I had three (3!) interviews yesterday. (Yes, I slept well last night, thanks for asking.) All went great. Two of them were for consulting services sales positions (don't laugh), and one was for a Director of Pre-Sales position at a small Supply Chain Management vendor. I just got off the phone with Bob, the recruiter who had been lining up interviews with these IT Consultancies. Poor guy. He has been working his tail off for me. It's not easy. These IT Consulting Services sales positions are highly lucrative, and the hiring managers expect that you have a significant track record, 5, 10 years long, of success in the role. Me? I have none. I sold software, and sometimes services came with the deal. So the interviews have been uphill struggles, and I've had to work very hard to demonstrate I have what they're looking for, despite my utter lack of experience. Bob has been very helpful in this regard; so I could hear the pain in his voice.
"Aw2pp, they like you a lot. You've convinced them that you are what they are looking for, and that you fit the profile of successful people in their company.
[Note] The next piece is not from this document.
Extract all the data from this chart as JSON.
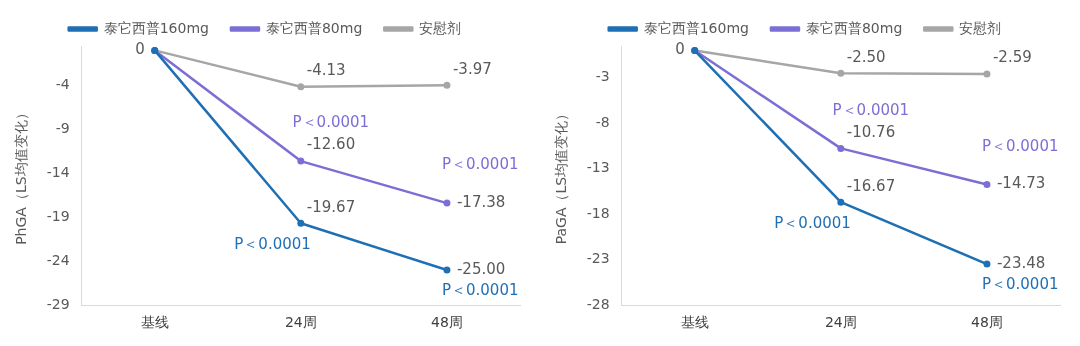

In fact..."
(Get ready, here it comes)
"... a month ago, they'd be working on putting together your offer at this point. And maybe a month from now, they'll be working on your offer. But they just promoted their Sales Manager to Branch Manager. And right now, without a sales manager in place, they don't think they can give you the support, the resources you need to be successful."
Thoughtful pause on my end. Then, "So, Bob, how you doing working on getting them a Sales Manager? Anything I can do to help?"
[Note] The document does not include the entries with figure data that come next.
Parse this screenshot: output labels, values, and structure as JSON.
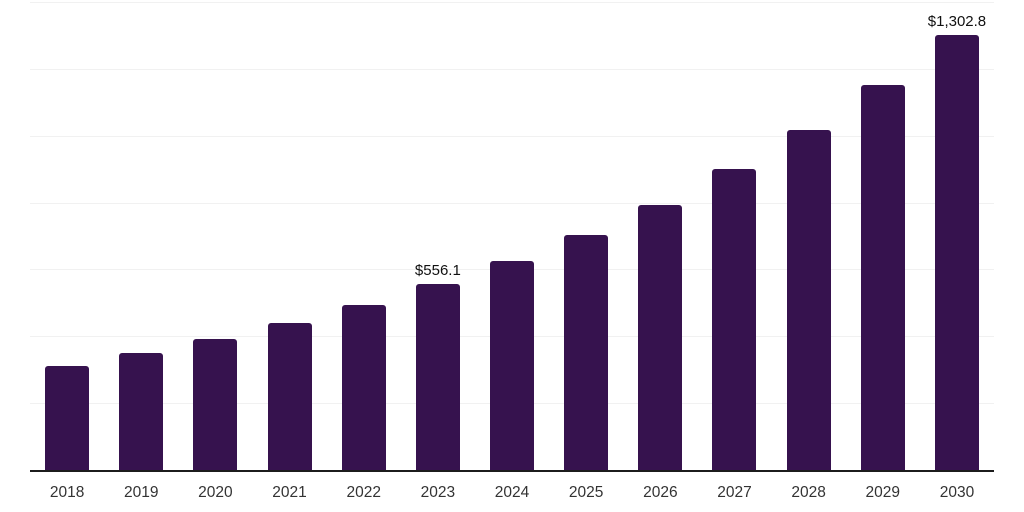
{
  "chart_data": {
    "type": "bar",
    "categories": [
      "2018",
      "2019",
      "2020",
      "2021",
      "2022",
      "2023",
      "2024",
      "2025",
      "2026",
      "2027",
      "2028",
      "2029",
      "2030"
    ],
    "values": [
      312,
      350,
      393,
      441,
      495,
      556.1,
      626,
      704,
      794,
      899,
      1017,
      1153,
      1302.8
    ],
    "value_labels": [
      "",
      "",
      "",
      "",
      "",
      "$556.1",
      "",
      "",
      "",
      "",
      "",
      "",
      "$1,302.8"
    ],
    "labeled_points": [
      {
        "category": "2023",
        "label": "$556.1",
        "value": 556.1
      },
      {
        "category": "2030",
        "label": "$1,302.8",
        "value": 1302.8
      }
    ],
    "xlabel": "",
    "ylabel": "",
    "ylim": [
      0,
      1400
    ],
    "gridline_step": 200,
    "grid": true,
    "legend": "none",
    "colors": {
      "bar": "#36124e",
      "gridline": "#f1f1f1",
      "axis_line": "#1c1c1c",
      "value_label_text": "#111111",
      "axis_label_text": "#333333"
    }
  }
}
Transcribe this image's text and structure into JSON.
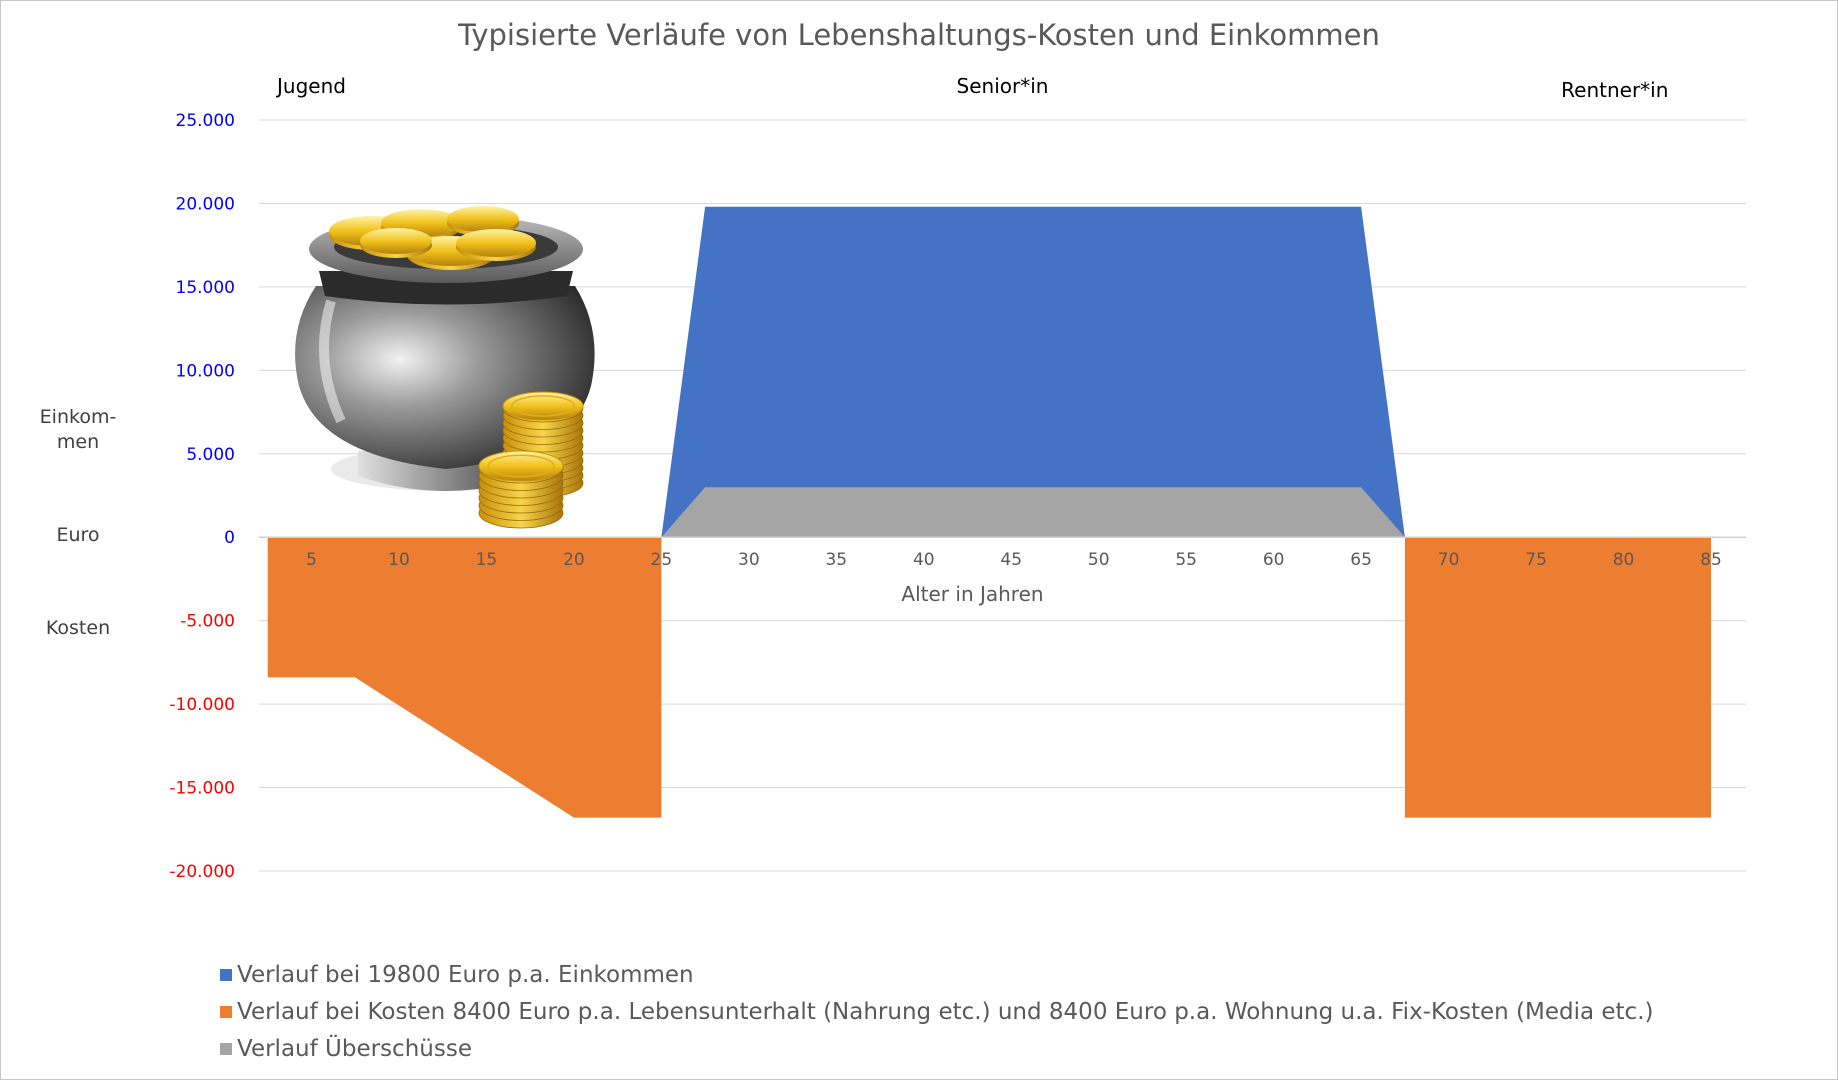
{
  "chart_data": {
    "type": "area",
    "title": "Typisierte Verläufe von Lebenshaltungs-Kosten und Einkommen",
    "xlabel": "Alter in Jahren",
    "ylabel_parts": [
      "Einkom-",
      "men",
      "Euro",
      "Kosten"
    ],
    "ylim": [
      -20000,
      25000
    ],
    "yticks": [
      {
        "value": 25000,
        "label": "25.000"
      },
      {
        "value": 20000,
        "label": "20.000"
      },
      {
        "value": 15000,
        "label": "15.000"
      },
      {
        "value": 10000,
        "label": "10.000"
      },
      {
        "value": 5000,
        "label": "5.000"
      },
      {
        "value": 0,
        "label": "0"
      },
      {
        "value": -5000,
        "label": "-5.000"
      },
      {
        "value": -10000,
        "label": "-10.000"
      },
      {
        "value": -15000,
        "label": "-15.000"
      },
      {
        "value": -20000,
        "label": "-20.000"
      }
    ],
    "xlim": [
      2,
      87
    ],
    "xticks": [
      5,
      10,
      15,
      20,
      25,
      30,
      35,
      40,
      45,
      50,
      55,
      60,
      65,
      70,
      75,
      80,
      85
    ],
    "grid": true,
    "phases": [
      {
        "label": "Jugend",
        "x": 5
      },
      {
        "label": "Senior*in",
        "x": 44.5
      },
      {
        "label": "Rentner*in",
        "x": 79.5
      }
    ],
    "series": [
      {
        "name": "Verlauf bei 19800 Euro p.a. Einkommen",
        "color": "#4472c4",
        "points": [
          [
            25,
            0
          ],
          [
            27.5,
            19800
          ],
          [
            65,
            19800
          ],
          [
            67.5,
            0
          ]
        ]
      },
      {
        "name": "Verlauf bei Kosten 8400 Euro p.a. Lebensunterhalt (Nahrung etc.) und 8400 Euro p.a. Wohnung u.a. Fix-Kosten (Media etc.)",
        "color": "#ed7d31",
        "segments": [
          [
            [
              2.5,
              0
            ],
            [
              2.5,
              -8400
            ],
            [
              7.5,
              -8400
            ],
            [
              20,
              -16800
            ],
            [
              25,
              -16800
            ],
            [
              25,
              0
            ]
          ],
          [
            [
              67.5,
              0
            ],
            [
              67.5,
              -16800
            ],
            [
              85,
              -16800
            ],
            [
              85,
              0
            ]
          ]
        ]
      },
      {
        "name": "Verlauf Überschüsse",
        "color": "#a5a5a5",
        "points": [
          [
            25,
            0
          ],
          [
            27.5,
            3000
          ],
          [
            65,
            3000
          ],
          [
            67.5,
            0
          ]
        ]
      }
    ],
    "legend_position": "bottom-left"
  },
  "colors": {
    "positive_tick": "#0000ff",
    "negative_tick": "#ff0000",
    "zero_tick": "#0000ff",
    "grid": "#d9d9d9"
  },
  "illustration": "pot-of-gold-coins"
}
I have mixed feelings on this. I would like to make the kind of money these positions supposedly command, and of course would highly prefer an offer over any other outcome. But I never sufficiently overcame my own doubts about whether I could make this kind of transition. Clearly I did a fair job of stifling those doubts, since I got (yet another) almost-but-not-quite offer. So although I would rather be evaluating an offer at this point, there is a small sense of satisfaction at having overcome their initial, highly significant doubts about me. Either way, poor Bob is working the phones with the next IT Consultancy on his list, with whom we'll restart the whole exercise possibly as soon as tomorrow.
The good news here is that the third position I interviewed for yesterday, the Pre-Sales Director position is a much closer fit to my profile. The company is comfortable with my sales and technology background, but (here it comes) has some reservations about how little SCM work I have done. So, for now, they are going to continue their conversations with two other candidates. Nevertheless, the inside scoop suggests I might be a better fit than those guys. We'll see. This should conclude quickly, possibly as soon as this week.
With all this going on, I've not had any time to sit at the piano. I made very little progress either on Le Onde as my recital piece, or assignments in Alfred's. And based on this, I admitted to the piano teacher that I didn't think I was going to have Le Onde ready in six weeks. I might be able to struggle through it by that point, if I did nothing else in the meantime. But I think it would be highly unlikely, in that case, that I would be far enough along with it to perform in front of, you know, actual people. For this reason, I Due Fiumi is now my recital piece. Expect a Youtube clip sometime after the June recital.
If I can get Le Onde presentable, I'll let you hear it. Sometime before Labor Day, perhaps. Thanksgiving maybe. Almost certainly in time for recital day, June, 2010.
- Aw2pp, whose cold calling skills are getting a real workout in this jobless period.